As you can probably tell, Samizdata is undergoing a phase of collective preoccupation with Other Things just now, not least the difficulties associated with the programme Perry uses to run the thing. And to adapt Groucho Marx, any enterprise that relies on me might as well give up now and save itself the bother. The point being, I’m busy too, even if it may not look it. I’ll tell you all about it in due course, but not until I’ve done it thank you. A man’s got to know his limitations, failing to stick to public promises being one of my worst.
So let guest writer P.G. Wodehouse take up the slack. I swear on a stack of Jeeves paperbacks that I picked this paragraph, which is from The Code of the Woosters, completely at random. The only qualification I looked for was that it lacked inverted commas, because I especially like Wodehouse when he alone is doing the talking. Here is the random paragraph:
The whole situation recalled irresistibly to my mind something that had happened to me once up at Oxford, when the heart was young. It was during Eights Week, and I was sauntering on the river-bank with a girl named something that has slipped my mind, when there was a sound of barking – and a large, hefty dog came galloping up, full of beans and buck and obviously intent on mayhem. And I was just commending my soul to God and feeling that this was where the old flannel trousers got about thirty bobs’ worth of value bitten out of them, when the girl, waiting till she saw the whites of its eyes, with extraordinary presence of mind suddenly opened a coloured Japanese umbrella in the animal’s face. Upon which, it did three back somersaults and retired into private life.

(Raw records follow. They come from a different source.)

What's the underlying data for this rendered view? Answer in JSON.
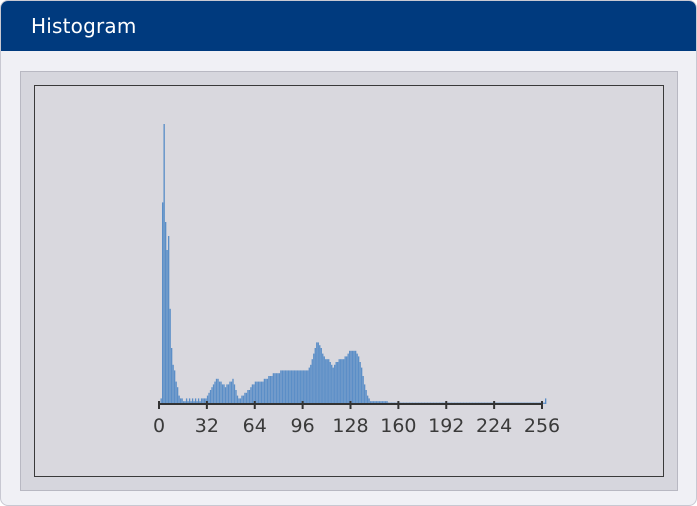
{
  "window": {
    "title": "Histogram"
  },
  "chart_data": {
    "type": "bar",
    "title": "",
    "xlabel": "",
    "ylabel": "",
    "xlim": [
      0,
      256
    ],
    "ylim": [
      0,
      100
    ],
    "x_ticks": [
      0,
      32,
      64,
      96,
      128,
      160,
      192,
      224,
      256
    ],
    "grid": false,
    "legend": "none",
    "bar_color": "#5b8ec7",
    "bin_width": 1,
    "values": [
      0,
      2,
      72,
      100,
      65,
      55,
      60,
      34,
      20,
      14,
      12,
      8,
      6,
      3,
      2,
      2,
      1,
      1,
      2,
      1,
      2,
      1,
      2,
      1,
      2,
      1,
      2,
      1,
      2,
      2,
      2,
      2,
      3,
      4,
      5,
      6,
      7,
      8,
      9,
      9,
      8,
      8,
      7,
      7,
      6,
      7,
      7,
      8,
      8,
      9,
      7,
      5,
      3,
      2,
      2,
      3,
      3,
      4,
      4,
      5,
      5,
      6,
      7,
      7,
      8,
      8,
      8,
      8,
      8,
      8,
      9,
      9,
      9,
      10,
      10,
      10,
      11,
      11,
      11,
      11,
      11,
      12,
      12,
      12,
      12,
      12,
      12,
      12,
      12,
      12,
      12,
      12,
      12,
      12,
      12,
      12,
      12,
      12,
      12,
      12,
      13,
      14,
      16,
      18,
      20,
      22,
      22,
      21,
      20,
      18,
      17,
      16,
      16,
      16,
      15,
      14,
      13,
      14,
      15,
      15,
      16,
      16,
      16,
      16,
      17,
      17,
      18,
      19,
      19,
      19,
      19,
      19,
      18,
      17,
      15,
      13,
      10,
      7,
      5,
      3,
      2,
      1,
      1,
      1,
      1,
      1,
      1,
      1,
      1,
      1,
      1,
      1,
      1,
      0.5,
      0.5,
      0.5,
      0.5,
      0.5,
      0.5,
      0.5,
      0.5,
      0.5,
      0.5,
      0.5,
      0.5,
      0.5,
      0.5,
      0.5,
      0.5,
      0.5,
      0.5,
      0.5,
      0.5,
      0.5,
      0.5,
      0.5,
      0.5,
      0.5,
      0.5,
      0.5,
      0.5,
      0.5,
      0.5,
      0.5,
      0.5,
      0.5,
      0.5,
      0.5,
      0.5,
      0.5,
      0.5,
      0.5,
      0.5,
      0.5,
      0.5,
      0.5,
      0.5,
      0.5,
      0.5,
      0.5,
      0.5,
      0.5,
      0.5,
      0.5,
      0.5,
      0.5,
      0.5,
      0.5,
      0.5,
      0.5,
      0.5,
      0.5,
      0.5,
      0.5,
      0.5,
      0.5,
      0.5,
      0.5,
      0.5,
      0.5,
      0.5,
      0.5,
      0.5,
      0.5,
      0.5,
      0.5,
      0.5,
      0.5,
      0.5,
      0.5,
      0.5,
      0.5,
      0.5,
      0.5,
      0.5,
      0.5,
      0.5,
      0.5,
      0.5,
      0.5,
      0.5,
      0.5,
      0.5,
      0.5,
      0.5,
      0.5,
      0.5,
      0.5,
      0.5,
      0.5,
      0.5,
      0.5,
      0.5,
      0.5,
      0.5,
      0.5,
      0.5,
      0.5,
      2
    ]
  }
}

Now I know what you’re thinking. What is this whole situation? Well to echo Clint Eastwood just once more, this time from the closing moments of Two Mules For Sister Sarah: I haven’t got time for that.
Bloody Antoine. You spend half your life trying to get him to do things, and then he does something just when you don’t want him to (see below), and makes nonsense of everything in this post so far, which you might as well have anyway.
I know that individual Muslims can be the salt of the earth. I too regret the passing of the kebab shop in Tachbrook Street. Some of my best friends are Muslims. The trouble is that when one of these Islam-versus-the-rest horrors erupts, it swallows up individual salt-of-the-earth Muslims along with everyone else. In Yugoslavia for example, happily married city folks who hardly even realised that their marriage was “mixed” suddenly got shot to hell.
Plus, I’m not in favour of a war for heaven’s sakes. I’m just frightened there might be one.
An “individualist” approach doesn’t cut it, because individuals ain’t the problem. But I’ll supply a more thoughtful response when I’ve more time. (Damn, another public promise.)